Israeli music critic and journalist

Noam Ben-Zeev (נעם בן-זאב; born 1954) is an Israeli music critic and journalist, educator and lecturer, active in the music scene in Israel since the beginning of the 1990s.

== Music journalism ==
Ben-Zeev was the music critic and music journalist of Haaretz daily newspaper from January 1992 (member of the editorial staff since 1996), until November 2015. During that time he had published more than 5000 articles, reviews, columns, editorials, news items and interviews. In his journalistic writing, he concentrates on 20th Century and contemporary music, the sociological aspects of music, music education, and Israeli and Jewish music. He has traveled and reported from London, Berlin, Palermo, New York, Beijing, Istanbul, Seoul, Paris, Rome and Seville.

In November 2015, after resigning Haaretz, Ben-Zeev was appointed Musical Director at Elma Arts Center, Zichron Yaakov, Israel.

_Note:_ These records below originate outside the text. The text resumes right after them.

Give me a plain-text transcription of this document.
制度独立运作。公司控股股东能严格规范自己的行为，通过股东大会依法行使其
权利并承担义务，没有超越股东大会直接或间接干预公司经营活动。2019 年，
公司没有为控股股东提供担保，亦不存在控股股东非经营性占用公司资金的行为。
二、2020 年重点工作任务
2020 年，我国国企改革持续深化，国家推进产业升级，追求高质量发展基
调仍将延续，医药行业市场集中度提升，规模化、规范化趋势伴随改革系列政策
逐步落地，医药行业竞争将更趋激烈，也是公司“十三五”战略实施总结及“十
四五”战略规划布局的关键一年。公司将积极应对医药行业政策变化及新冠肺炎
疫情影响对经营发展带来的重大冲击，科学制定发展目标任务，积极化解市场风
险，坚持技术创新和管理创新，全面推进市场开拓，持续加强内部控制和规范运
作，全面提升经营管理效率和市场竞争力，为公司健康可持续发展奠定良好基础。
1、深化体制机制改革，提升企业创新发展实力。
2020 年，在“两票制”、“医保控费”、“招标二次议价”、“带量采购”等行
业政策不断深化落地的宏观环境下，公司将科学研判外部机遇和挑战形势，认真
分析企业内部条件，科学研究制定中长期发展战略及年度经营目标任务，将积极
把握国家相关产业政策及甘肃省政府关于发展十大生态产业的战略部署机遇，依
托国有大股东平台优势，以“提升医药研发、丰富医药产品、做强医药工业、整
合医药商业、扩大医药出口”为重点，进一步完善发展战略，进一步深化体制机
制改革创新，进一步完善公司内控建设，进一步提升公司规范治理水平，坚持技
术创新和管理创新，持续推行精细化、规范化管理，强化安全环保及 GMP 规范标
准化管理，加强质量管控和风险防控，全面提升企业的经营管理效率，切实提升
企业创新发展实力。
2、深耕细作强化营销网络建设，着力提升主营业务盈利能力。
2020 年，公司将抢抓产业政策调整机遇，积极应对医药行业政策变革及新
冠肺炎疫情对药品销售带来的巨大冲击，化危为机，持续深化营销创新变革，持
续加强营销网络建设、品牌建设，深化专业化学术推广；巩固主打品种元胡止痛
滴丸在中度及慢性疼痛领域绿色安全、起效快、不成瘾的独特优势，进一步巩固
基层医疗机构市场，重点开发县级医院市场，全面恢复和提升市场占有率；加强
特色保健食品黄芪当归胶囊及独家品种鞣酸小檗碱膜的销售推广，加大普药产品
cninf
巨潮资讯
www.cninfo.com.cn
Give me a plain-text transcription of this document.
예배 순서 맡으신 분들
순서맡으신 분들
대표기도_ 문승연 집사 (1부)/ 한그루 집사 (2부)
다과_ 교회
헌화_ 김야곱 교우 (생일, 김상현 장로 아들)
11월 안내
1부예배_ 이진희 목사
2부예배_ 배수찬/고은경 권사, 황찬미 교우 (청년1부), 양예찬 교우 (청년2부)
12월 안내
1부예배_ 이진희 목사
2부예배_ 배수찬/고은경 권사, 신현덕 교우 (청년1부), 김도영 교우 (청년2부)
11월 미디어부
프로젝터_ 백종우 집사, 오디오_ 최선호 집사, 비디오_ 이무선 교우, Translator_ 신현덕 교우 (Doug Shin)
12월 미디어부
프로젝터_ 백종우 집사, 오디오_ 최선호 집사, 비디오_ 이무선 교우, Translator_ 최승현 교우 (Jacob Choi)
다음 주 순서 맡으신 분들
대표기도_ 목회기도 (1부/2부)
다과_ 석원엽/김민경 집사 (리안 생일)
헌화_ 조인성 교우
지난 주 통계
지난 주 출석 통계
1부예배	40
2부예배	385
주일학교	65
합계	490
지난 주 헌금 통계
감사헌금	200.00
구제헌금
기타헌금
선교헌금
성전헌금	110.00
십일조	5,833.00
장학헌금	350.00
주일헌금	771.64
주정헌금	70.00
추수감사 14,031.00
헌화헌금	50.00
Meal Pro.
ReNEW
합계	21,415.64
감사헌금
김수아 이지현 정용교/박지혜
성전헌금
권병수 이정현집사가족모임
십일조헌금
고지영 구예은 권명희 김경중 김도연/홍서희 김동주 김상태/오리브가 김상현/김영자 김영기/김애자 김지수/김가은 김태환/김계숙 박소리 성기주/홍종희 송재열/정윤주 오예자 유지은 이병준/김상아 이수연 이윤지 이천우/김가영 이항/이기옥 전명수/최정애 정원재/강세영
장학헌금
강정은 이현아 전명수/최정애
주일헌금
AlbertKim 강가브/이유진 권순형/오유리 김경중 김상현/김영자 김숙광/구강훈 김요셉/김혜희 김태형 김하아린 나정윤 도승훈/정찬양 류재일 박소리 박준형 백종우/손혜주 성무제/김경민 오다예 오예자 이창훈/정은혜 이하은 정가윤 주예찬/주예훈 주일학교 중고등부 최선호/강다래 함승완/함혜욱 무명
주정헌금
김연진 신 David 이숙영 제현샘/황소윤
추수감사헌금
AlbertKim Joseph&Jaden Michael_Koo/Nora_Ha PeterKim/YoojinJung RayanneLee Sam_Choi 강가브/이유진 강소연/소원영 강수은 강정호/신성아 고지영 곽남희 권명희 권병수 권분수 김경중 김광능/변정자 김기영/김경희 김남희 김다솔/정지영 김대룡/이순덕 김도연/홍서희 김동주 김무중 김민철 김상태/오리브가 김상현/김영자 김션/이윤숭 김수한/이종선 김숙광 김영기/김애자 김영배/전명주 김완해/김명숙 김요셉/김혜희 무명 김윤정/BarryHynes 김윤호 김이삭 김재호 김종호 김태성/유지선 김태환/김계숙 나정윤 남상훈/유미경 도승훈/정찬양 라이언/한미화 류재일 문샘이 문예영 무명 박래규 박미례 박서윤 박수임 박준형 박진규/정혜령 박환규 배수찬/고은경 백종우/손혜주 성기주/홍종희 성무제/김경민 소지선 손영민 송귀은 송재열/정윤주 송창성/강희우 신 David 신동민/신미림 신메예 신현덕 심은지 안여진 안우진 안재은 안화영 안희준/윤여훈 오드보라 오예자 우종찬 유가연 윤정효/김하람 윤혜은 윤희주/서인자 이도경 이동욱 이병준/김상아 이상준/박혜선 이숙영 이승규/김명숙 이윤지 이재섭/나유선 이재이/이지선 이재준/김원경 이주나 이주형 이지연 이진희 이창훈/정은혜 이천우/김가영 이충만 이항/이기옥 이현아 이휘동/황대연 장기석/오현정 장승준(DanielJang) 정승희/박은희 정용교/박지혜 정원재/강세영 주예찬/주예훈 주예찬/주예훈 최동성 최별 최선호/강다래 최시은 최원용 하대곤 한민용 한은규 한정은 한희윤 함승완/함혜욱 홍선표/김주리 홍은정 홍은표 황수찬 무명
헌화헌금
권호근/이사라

== Teaching, writings, films ==
Since 1990 he has been teaching music history and music education in various schools, among them Alon High School for the Arts and Sciences (1990–2006), the University of Haifa, and Levinsky College of Music. Since 2011 he is a music lecturer at Sapir Academic College.

In addition to his Haaretz publications he has written three books: a concise textbook on the history of music called Five Glances at Music (1998, Sal Tarbut Artzi); An Israeli Tune (Hebrew "Mangina Yisraelit", 2009, Hakibbutz Hamehuchad publishing house), on music, politics and society in Israel and Palestine; and "The Concertmaster" (2015), the biography of violinist and teacher Chaim Taub.

He cooperated with director Reuven Hecker as a musical advisor on two documentary films about music: Luciano Berio (2000; 59 min., video), a portrait of the late contemporary Italian composer Luciano Berio (1925–2003), shot throughout Italy and at the Salzburg Festival; and Go in Peace, Rain (2007; Hebrew: Lekh Leshalom Geshem; 90 min., video), a film which follows an ancient Jewish liturgical melody and thus reflects a diminishing musical culture of Sephardic Synagogue music.
This film was shot throughout Spain, France, Greece, Bulgaria, Turkey, Romania, England, the Netherlands, and Italy.

Noam Ben-Zeev has translated to Hebrew the novel Lord Jim by Joseph Conrad. It was published by Modan Publishing House in July 2023.